(CNN) — When the Trump administration abruptly terminated ten thousand foreign assistance contracts and grants last week, it ended funding for programs around the world – including those that had been granted waivers by the State Department to continue their lifesaving work.
Millions of people may be affected by the cancelation of the funding, sources said, noting that it exacerbates the impact already felt from the dismantling of USAID and the sweeping foreign aid freeze and stop work orders put in place in late January.
Although some had been restored, such as for production of emergency food products at one company following CNN reporting, many remained terminated as of Monday. Those terminated last week included contracts for work providing clean water and shelter, treating infants and children with HIV/AIDS, preventing infectious diseases, and countless other efforts.
That freeze included an exemption for Secretary of State Marco Rubio to issue waivers for lifesaving services like food and water. However, a USAID official was put on leave after they wrote a memo saying that they were unable to implement the waivers due to actions by Trump administration appointees.
According to the administration, the terminations were the result of Rubio and the State Department finishing a review of the frozen foreign assistance.
“You cannot pause a plane in mid-flight, fire the crew, without a catastrophe,” said Atul Gawande, a former head of USAID’s Global Health Bureau. “You can’t terminate just by shutting off … you have to be able to enable a proper transition, or people will be hurt.”
Several humanitarian officials described the terminations of the awards as “a bloodbath.” Others said the rollout of the terminations from the State Department and USAID was confusing and unexpected, even to some officials within those agencies. Two sources said termination notices had metadata tying them to DOGE employees who are detailed to the agencies.
There did not seem to be a pattern in the terminations, over which the Trump administration claimed Rubio had final say. Each termination notice said the award was being terminated for “convenience,” sources said, and some ended by thanking them for being a partner of USAID or the State Department and “God Bless America.”
Many noted that it seemed to be timed in response to a judge’s order compelling the Trump administration to pay nearly $2 billion in unpaid fees to humanitarian organizations and contractors by last Wednesday night.

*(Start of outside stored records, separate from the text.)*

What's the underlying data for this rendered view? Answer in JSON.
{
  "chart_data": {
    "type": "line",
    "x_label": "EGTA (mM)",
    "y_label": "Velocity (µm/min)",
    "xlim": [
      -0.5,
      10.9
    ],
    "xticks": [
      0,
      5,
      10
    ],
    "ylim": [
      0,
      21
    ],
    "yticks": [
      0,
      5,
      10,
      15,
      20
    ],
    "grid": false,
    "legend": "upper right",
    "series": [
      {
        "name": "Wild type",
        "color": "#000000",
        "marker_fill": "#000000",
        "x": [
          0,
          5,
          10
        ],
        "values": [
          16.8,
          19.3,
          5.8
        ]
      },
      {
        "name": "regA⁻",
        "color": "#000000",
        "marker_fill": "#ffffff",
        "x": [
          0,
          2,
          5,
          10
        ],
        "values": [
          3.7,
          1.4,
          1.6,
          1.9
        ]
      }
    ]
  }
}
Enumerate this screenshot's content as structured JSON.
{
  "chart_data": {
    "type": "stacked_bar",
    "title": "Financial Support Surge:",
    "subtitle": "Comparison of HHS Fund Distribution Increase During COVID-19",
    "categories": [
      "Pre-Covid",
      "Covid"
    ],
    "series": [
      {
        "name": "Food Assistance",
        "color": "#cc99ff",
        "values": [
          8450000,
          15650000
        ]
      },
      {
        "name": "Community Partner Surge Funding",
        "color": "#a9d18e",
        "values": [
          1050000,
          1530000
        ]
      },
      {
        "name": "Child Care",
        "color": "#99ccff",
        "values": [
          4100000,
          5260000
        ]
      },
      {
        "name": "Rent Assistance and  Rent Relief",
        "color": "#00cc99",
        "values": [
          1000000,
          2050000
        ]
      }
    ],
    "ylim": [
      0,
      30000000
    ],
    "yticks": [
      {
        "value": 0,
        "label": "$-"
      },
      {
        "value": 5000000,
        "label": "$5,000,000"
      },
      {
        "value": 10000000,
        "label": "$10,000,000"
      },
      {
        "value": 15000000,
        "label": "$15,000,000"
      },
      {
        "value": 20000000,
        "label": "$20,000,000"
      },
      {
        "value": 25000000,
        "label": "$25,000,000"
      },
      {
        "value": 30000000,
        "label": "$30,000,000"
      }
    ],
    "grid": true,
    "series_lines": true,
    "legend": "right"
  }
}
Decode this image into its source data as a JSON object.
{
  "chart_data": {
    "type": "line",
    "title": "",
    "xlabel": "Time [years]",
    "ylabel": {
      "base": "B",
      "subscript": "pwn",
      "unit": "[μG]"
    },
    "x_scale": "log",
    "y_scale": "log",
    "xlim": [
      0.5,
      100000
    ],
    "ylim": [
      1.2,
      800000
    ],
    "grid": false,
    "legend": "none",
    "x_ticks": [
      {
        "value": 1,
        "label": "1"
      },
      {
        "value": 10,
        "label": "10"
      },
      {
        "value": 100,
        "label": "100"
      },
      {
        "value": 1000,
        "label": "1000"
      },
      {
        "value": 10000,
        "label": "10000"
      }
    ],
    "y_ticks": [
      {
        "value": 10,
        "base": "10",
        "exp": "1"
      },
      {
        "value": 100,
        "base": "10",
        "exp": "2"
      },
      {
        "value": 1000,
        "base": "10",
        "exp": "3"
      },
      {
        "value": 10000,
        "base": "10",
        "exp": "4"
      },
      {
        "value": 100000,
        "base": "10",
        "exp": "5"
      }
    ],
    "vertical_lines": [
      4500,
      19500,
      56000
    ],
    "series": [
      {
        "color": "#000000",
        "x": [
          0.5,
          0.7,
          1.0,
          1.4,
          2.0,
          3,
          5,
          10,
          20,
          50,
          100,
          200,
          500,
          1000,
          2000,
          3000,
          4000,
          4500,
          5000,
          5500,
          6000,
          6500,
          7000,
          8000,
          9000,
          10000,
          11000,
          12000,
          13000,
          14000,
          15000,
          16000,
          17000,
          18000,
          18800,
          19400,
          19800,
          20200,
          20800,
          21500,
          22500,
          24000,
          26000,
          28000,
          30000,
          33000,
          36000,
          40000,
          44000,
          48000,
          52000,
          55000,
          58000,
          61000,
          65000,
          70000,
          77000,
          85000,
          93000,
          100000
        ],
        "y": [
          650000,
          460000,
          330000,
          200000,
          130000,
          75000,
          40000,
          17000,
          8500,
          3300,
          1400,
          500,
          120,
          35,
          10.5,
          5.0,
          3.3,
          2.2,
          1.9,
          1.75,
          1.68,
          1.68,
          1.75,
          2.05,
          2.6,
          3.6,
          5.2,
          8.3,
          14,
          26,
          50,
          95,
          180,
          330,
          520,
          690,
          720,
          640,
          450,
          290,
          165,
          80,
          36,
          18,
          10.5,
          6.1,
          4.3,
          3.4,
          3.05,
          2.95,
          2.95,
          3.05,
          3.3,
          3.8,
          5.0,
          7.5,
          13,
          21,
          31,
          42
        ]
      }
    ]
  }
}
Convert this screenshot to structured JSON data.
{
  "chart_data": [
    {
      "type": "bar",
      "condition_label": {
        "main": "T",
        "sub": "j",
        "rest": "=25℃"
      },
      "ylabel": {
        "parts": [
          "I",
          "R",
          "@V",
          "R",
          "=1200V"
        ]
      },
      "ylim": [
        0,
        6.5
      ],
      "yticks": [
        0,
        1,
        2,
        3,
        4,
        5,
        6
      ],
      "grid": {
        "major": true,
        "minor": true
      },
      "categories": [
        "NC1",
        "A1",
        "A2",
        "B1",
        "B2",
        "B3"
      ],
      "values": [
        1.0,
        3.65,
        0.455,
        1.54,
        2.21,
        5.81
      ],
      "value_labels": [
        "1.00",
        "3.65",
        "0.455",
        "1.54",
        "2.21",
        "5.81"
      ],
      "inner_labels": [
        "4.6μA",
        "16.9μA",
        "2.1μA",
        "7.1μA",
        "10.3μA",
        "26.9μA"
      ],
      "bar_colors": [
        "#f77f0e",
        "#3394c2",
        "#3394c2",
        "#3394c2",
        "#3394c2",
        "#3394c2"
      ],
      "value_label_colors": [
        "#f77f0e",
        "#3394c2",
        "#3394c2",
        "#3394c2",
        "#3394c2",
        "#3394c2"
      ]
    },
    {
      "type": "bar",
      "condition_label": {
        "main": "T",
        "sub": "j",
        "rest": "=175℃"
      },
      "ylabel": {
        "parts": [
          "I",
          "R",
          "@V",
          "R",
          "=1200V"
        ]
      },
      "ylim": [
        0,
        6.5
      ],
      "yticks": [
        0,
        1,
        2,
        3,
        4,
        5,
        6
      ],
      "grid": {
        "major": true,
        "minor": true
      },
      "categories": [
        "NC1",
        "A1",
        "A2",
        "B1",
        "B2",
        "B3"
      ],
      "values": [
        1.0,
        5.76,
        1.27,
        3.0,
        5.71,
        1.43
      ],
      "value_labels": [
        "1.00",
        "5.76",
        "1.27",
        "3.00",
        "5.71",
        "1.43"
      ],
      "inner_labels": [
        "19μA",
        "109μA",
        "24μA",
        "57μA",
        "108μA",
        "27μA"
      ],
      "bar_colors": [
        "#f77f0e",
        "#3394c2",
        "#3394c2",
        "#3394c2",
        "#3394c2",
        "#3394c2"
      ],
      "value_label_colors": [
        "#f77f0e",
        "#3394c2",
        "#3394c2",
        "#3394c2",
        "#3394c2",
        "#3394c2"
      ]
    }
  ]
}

That part of the lawsuit is now before the Supreme Court.
Officials from half a dozen humanitarian aid organizations said they received termination notices for programs that had received waivers.
The Elizabeth Glaser Pediatric AIDS Foundation (EGPAF), for example, said last week it “received award termination notices for three of its primary USAID agreements, which had previously received approval to resume limited work under the PEPFAR waiver for lifesaving work from the Department of State.”
“These agreements cover HIV programming in Lesotho, Eswatini, and Tanzania that serves pregnant women, children, and families with HIV,” the organization said in a press release. “These projects are supporting more than 350,000 people on HIV treatment, including nearly 10,000 children and more than 10,000 HIV-positive pregnant women. Terminating these programs will have a devastating impact on the communities EGPAF serves and our work to end AIDS in children, youth, and families.”
Another humanitarian official, who spoke on background for fear of retribution, said more than 80% of their organization’s foreign assistance awards were terminated, including “more than a dozen that had lifesaving waivers in place.”
That included work in the Democratic Republic of Congo, they said, meaning that 14,000 internally displaced persons “are at risk of contracting cholera and other waterborne illnesses because we can’t keep delivering the safe drinking water.”
“More than 12,000 will be forced to live in the open and crowded and dangerous collective centers because we can’t deliver the emergency shelter kits we were meant to,” the official said.
An official from another humanitarian organization said programs that provided seeds to farmers, ones that provided support to malnourished children, and “programs designed to help youth make the choice not to get involved in extremist groups” had all been terminated. They told CNN that about a quarter of the programs that had been terminated were issued waivers.
“What we don’t understand is the Secretary of State made clear that lifesaving programs, especially but not only food assistance programs, he wanted to continue and then many of them have been terminated,” they said.
“We’re really at a loss, and we’re assuming that there’s been some kind of mistake here,” the official said. “We are hoping that they will reverse these decisions, which are going to be very damaging to people.”